Godzina czternasta. Udajemy się na ulicę Polskiej Organizacji Wojskowej usunąć rzekome gniazdo os. Po zapoznaniu się z sytuacją, przebraliśmy się w kombinezony. Weszliśmy na poddasze przez właz, znajdujący się na dachu budynku. Było ciemno, nie byliśmy w stanie dostrzec wyciągniętej przed siebie rękawicy. Po włączeniu latarek ujrzeliśmy długi korytarz. Niewielka ilość tlenu działała na nerwy, pot lał się strumieniami, przestrzeni do poruszania się było niewiele, miejscami trzeba było się czołgać. Chuliganem sprawdziliśmy drogę do przebycia, podłoże było mało stabilne. Po przeszukaniu pomieszczenia, nie stwierdziliśmy obecności owadów.

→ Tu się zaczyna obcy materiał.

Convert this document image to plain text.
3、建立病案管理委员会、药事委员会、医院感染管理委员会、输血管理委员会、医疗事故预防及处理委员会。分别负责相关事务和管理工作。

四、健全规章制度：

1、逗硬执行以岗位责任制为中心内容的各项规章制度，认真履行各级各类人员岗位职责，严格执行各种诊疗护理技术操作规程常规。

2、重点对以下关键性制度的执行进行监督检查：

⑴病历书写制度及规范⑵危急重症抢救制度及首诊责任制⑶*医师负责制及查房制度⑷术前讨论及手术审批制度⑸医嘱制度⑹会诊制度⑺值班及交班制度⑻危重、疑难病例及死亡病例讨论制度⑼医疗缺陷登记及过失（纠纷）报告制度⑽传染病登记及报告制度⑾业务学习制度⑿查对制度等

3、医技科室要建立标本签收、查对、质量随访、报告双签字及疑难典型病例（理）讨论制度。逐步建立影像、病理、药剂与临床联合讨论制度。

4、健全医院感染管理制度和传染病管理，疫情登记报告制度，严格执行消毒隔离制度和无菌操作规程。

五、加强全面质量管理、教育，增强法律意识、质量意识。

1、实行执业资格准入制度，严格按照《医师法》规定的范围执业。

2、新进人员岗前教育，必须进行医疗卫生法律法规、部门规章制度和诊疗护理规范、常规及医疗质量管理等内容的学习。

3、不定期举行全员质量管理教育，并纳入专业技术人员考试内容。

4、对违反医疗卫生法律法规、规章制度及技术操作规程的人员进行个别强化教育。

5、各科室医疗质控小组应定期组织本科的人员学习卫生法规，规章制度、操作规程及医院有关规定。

Ponadto, nasza jednostka uczestniczyła w nadaniu imienia sztandarowi OSP Gulczewo. Podczas uroczystości przekazano średni samochód uterenowiony marki Mercedes Atego 1329 4×4 z zabudową BoCar. Więcej informacji znajdziecie tutaj.
Kolejną kwestią, jest wizyta dzieci. Program przewidywał: zapoznanie się z wyposażeniem GCBA, gaszenie wioski smerfów oraz ognisko z kiełbaskami.